Data Sharing: Fast Forward Consent

Chair: Nazneen Rahman (The Institute of Cancer Research, The Royal Marsden NHS Foundation Trust)
For the rest of the 4th Plenary Meeting – October 18th, check out the summaries found in Global Alliance for Genomics & Health.

David Haussler (University of California, Santa Cruz) reviewed the technical process and progress of GA4GH toward data sharing in translational medicine. The evolving vision centers on fostering agreement on how genetic variants and other data elements are represented, so that an application programming interface (API) can define how the data are exchanged, transferred, and manipulated. The API can be used in public data sets, and also provide appropriate levels of authorized access to the private data sets hosted by medical research institutions, patient advocacy registries, hospitals, health IT companies, national health services, and other constituents.

The code is all open source and lives in Github, a collaborative web space where hundreds of people worldwide have contributed code under the constant evaluation of the most active GA4GH contributors. Still in development toward the 1.0 version, the GA4GH Genomics API is a constellation of objects making up an ecosystem. Haussler urged individuals and organizations to get involved in developing the API further. Task teams tackle specific technical issues, and the API supports demonstration projects, such as Beacons, Matchmaker Exchange, the BRCA Challenge, and the Cancer Gene Trust.
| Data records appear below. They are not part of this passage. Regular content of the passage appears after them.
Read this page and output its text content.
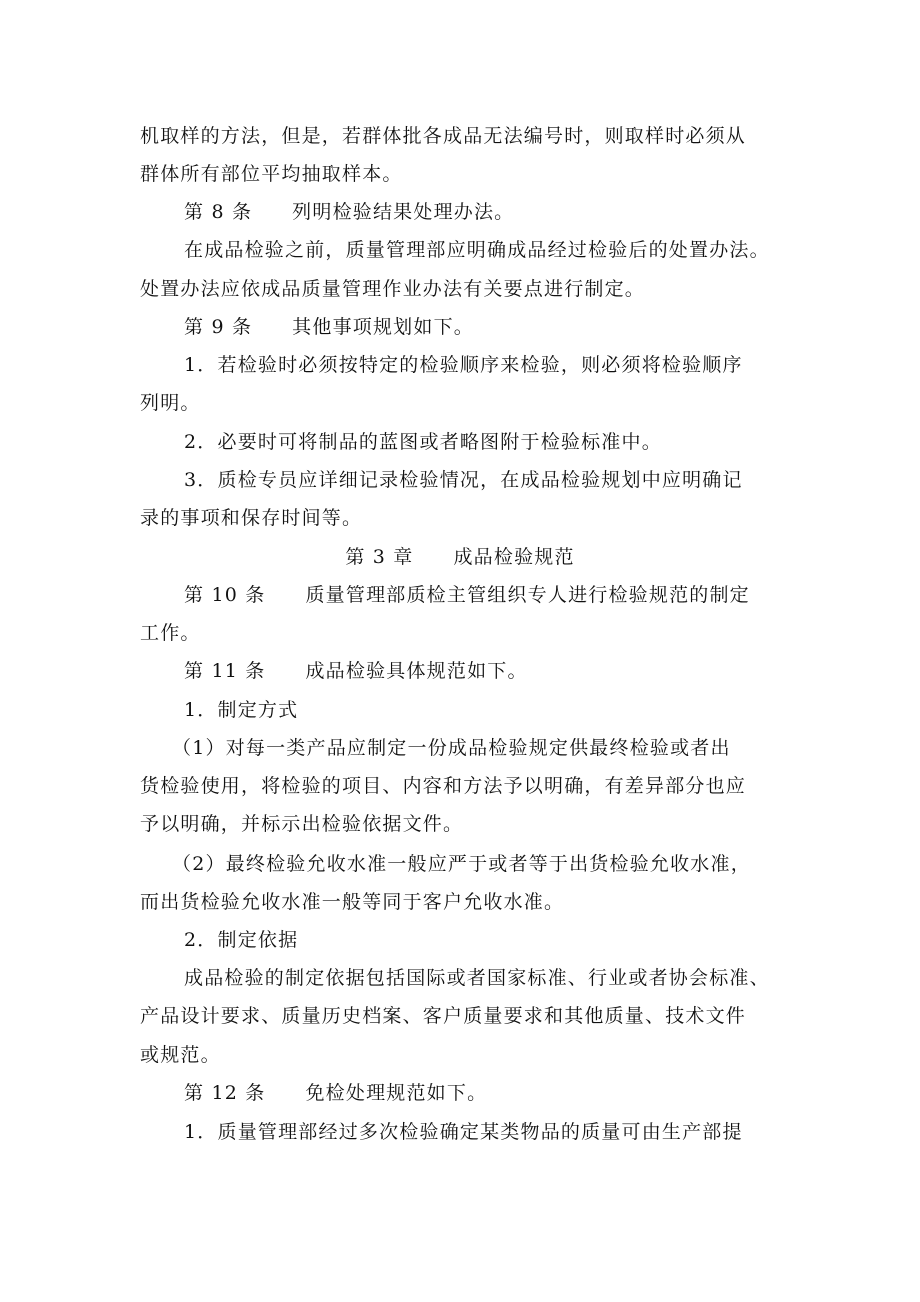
机取样的方法，但是，若群体批各成品无法编号时，则取样时必须从
群体所有部位平均抽取样本。
第 8 条 列明检验结果处理办法。
在成品检验之前，质量管理部应明确成品经过检验后的处置办法。
处置办法应依成品质量管理作业办法有关要点进行制定。
第 9 条 其他事项规划如下。
1．若检验时必须按特定的检验顺序来检验，则必须将检验顺序
列明。
2．必要时可将制品的蓝图或者略图附于检验标准中。
3．质检专员应详细记录检验情况，在成品检验规划中应明确记
录的事项和保存时间等。
第 3 章 成品检验规范
第 10 条 质量管理部质检主管组织专人进行检验规范的制定
工作。
第 11 条 成品检验具体规范如下。
1．制定方式
（1）对每一类产品应制定一份成品检验规定供最终检验或者出
货检验使用，将检验的项目、内容和方法予以明确，有差异部分也应
予以明确，并标示出检验依据文件。
（2）最终检验允收水准一般应严于或者等于出货检验允收水准，
而出货检验允收水准一般等同于客户允收水准。
2．制定依据
成品检验的制定依据包括国际或者国家标准、行业或者协会标准、
产品设计要求、质量历史档案、客户质量要求和其他质量、技术文件
或规范。
第 12 条 免检处理规范如下。
1．质量管理部经过多次检验确定某类物品的质量可由生产部提
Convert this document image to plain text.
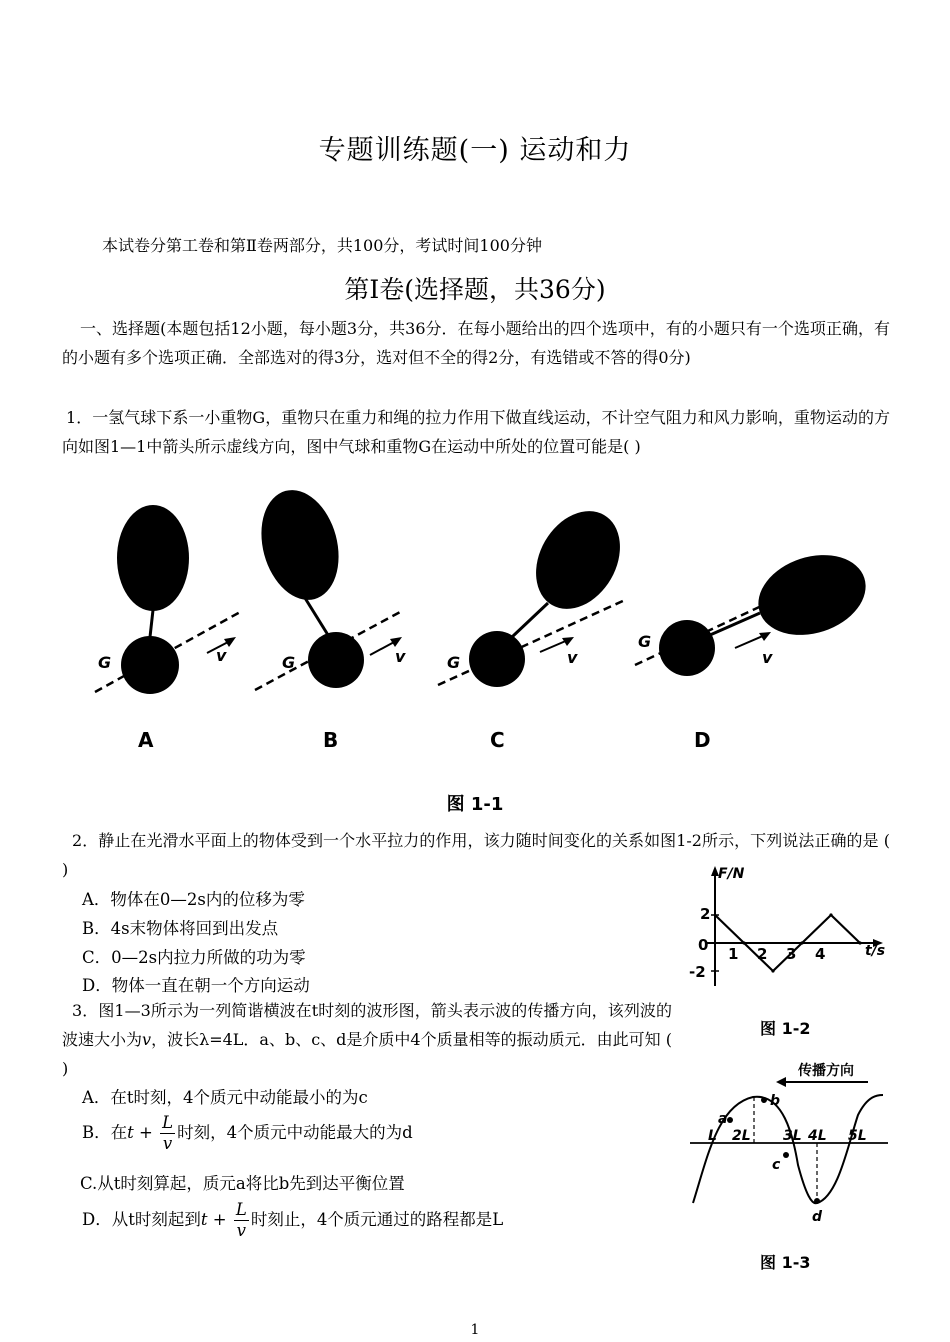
专题训练题(一) 运动和力
本试卷分第工卷和第Ⅱ卷两部分，共100分，考试时间100分钟
第Ⅰ卷(选择题，共36分)
一、选择题(本题包括12小题，每小题3分，共36分．在每小题给出的四个选项中，有的小题只有一个选项正确，有的小题有多个选项正确．全部选对的得3分，选对但不全的得2分，有选错或不答的得0分)
1．一氢气球下系一小重物G，重物只在重力和绳的拉力作用下做直线运动，不计空气阻力和风力影响，重物运动的方向如图1—1中箭头所示虚线方向，图中气球和重物G在运动中所处的位置可能是( )
G	v
A
G	v
B
G	v
C
G
v
D
图 1-1
2．静止在光滑水平面上的物体受到一个水平拉力的作用，该力随时间变化的关系如图1-2所示，下列说法正确的是 ( )
A．物体在0—2s内的位移为零
B．4s末物体将回到出发点
C．0—2s内拉力所做的功为零
D．物体一直在朝一个方向运动
F/N
t/s
2
-2
0 1 2 3 4
图 1-2
3．图1—3所示为一列简谐横波在t时刻的波形图，箭头表示波的传播方向，该列波的波速大小为v，波长λ=4L．a、b、c、d是介质中4个质量相等的振动质元．由此可知 ( )
A．在t时刻，4个质元中动能最小的为c
B．在$t + \frac{L}{v}$ 时刻，4个质元中动能最大的为d
C.从t时刻算起，质元a将比b先到达平衡位置
D．从t时刻起到$t + \frac{L}{v}$ 时刻止，4个质元通过的路程都是L
传播方向
a
b
c
d
L 2L 3L 4L 5L
图 1-3
1
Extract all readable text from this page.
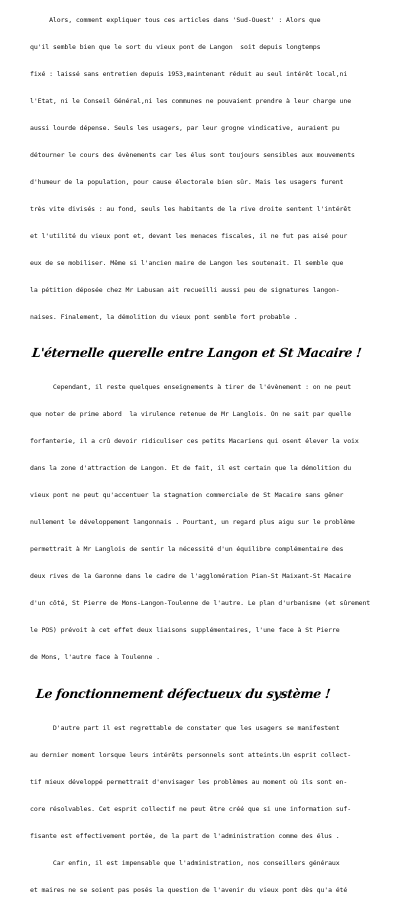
Alors, comment expliquer tous ces articles dans 'Sud-Ouest' : Alors que

qu'il semble bien que le sort du vieux pont de Langon  soit depuis longtemps

fixé : laissé sans entretien depuis 1953,maintenant réduit au seul intérêt local,ni

l'Etat, ni le Conseil Général,ni les communes ne pouvaient prendre à leur charge une

aussi lourde dépense. Seuls les usagers, par leur grogne vindicative, auraient pu

détourner le cours des évènements car les élus sont toujours sensibles aux mouvements

d'humeur de la population, pour cause électorale bien sûr. Mais les usagers furent

très vite divisés : au fond, seuls les habitants de la rive droite sentent l'intérêt

et l'utilité du vieux pont et, devant les menaces fiscales, il ne fut pas aisé pour

eux de se mobiliser. Même si l'ancien maire de Langon les soutenait. Il semble que

la pétition déposée chez Mr Labusan ait recueilli aussi peu de signatures langon-

naises. Finalement, la démolition du vieux pont semble fort probable .

L'éternelle querelle entre Langon et St Macaire !

Cependant, il reste quelques enseignements à tirer de l'évènement : on ne peut

que noter de prime abord  la virulence retenue de Mr Langlois. On ne sait par quelle

forfanterie, il a crû devoir ridiculiser ces petits Macariens qui osent élever la voix

dans la zone d'attraction de Langon. Et de fait, il est certain que la démolition du

vieux pont ne peut qu'accentuer la stagnation commerciale de St Macaire sans gêner

nullement le développement langonnais . Pourtant, un regard plus aigu sur le problème

permettrait à Mr Langlois de sentir la nécessité d'un équilibre complémentaire des

deux rives de la Garonne dans le cadre de l'agglomération Pian-St Maixant-St Macaire

d'un côté, St Pierre de Mons-Langon-Toulenne de l'autre. Le plan d'urbanisme (et sûrement

le POS) prévoit à cet effet deux liaisons supplémentaires, l'une face à St Pierre

de Mons, l'autre face à Toulenne .

Le fonctionnement défectueux du système !

D'autre part il est regrettable de constater que les usagers se manifestent

au dernier moment lorsque leurs intérêts personnels sont atteints.Un esprit collect-

tif mieux développé permettrait d'envisager les problèmes au moment où ils sont en-

core résolvables. Cet esprit collectif ne peut être créé que si une information suf-

fisante est effectivement portée, de la part de l'administration comme des élus .

Car enfin, il est impensable que l'administration, nos conseillers généraux

et maires ne se soient pas posés la question de l'avenir du vieux pont dès qu'a été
The underlying bricks and mortar of the API are data standards, which started when the 1000 Genomes Project built BAM and VCF, two file formats that became the de facto world standard for genetic reads and variants. GA4GH volunteers are maintaining those and also building an abstract version of that data so that it can be articulated in the more flexible API format.

A new project aims to create a single ethnically diverse reference using all the world’s genomes, rather than an individual genome from one particular ethnic group, as is the case for the current reference genome. Another project answers a surprisingly basic question about what constitutes a genetic allele in precise machine-readable form. Subtle differences exposed by Reece Hart and his Variation Modeling Collaboration revealed the potential for ambiguity and confusion between the major constituencies storing and exchanging genetic variants. This must be solved before using the shared data in clinical practice, Haussler said. A recent addition was the streaming API to transfer large data files efficiently.

One task team aims to bring code to the data, addressing the expectation that code may move more freely, because of privacy restrictions and cross-border genomic data restrictions. Code would move in containers known as Dockers, connected in processes called workflows—all requiring an API that allows the complex code to not only run reproducibly in different data centers, but to understand layers of authorization and access.

A new project, Variant Interpretation for Cancer Consortium, led by investigators at Washington University in St. Louis, U.S., and Universitat Pompeu Fabra in Spain, is uniting a number of the best databases for actionable interpretation of somatic cancer variants to create a one-stop, carefully reviewed and authoritative place to find the information. As of the Plenary, GA4GH counted 92 international genomic data initiatives. GA4GH wants the world to collaborate on the interface, allowing all constituents to communicate, and also wants to encourage competition on implementation.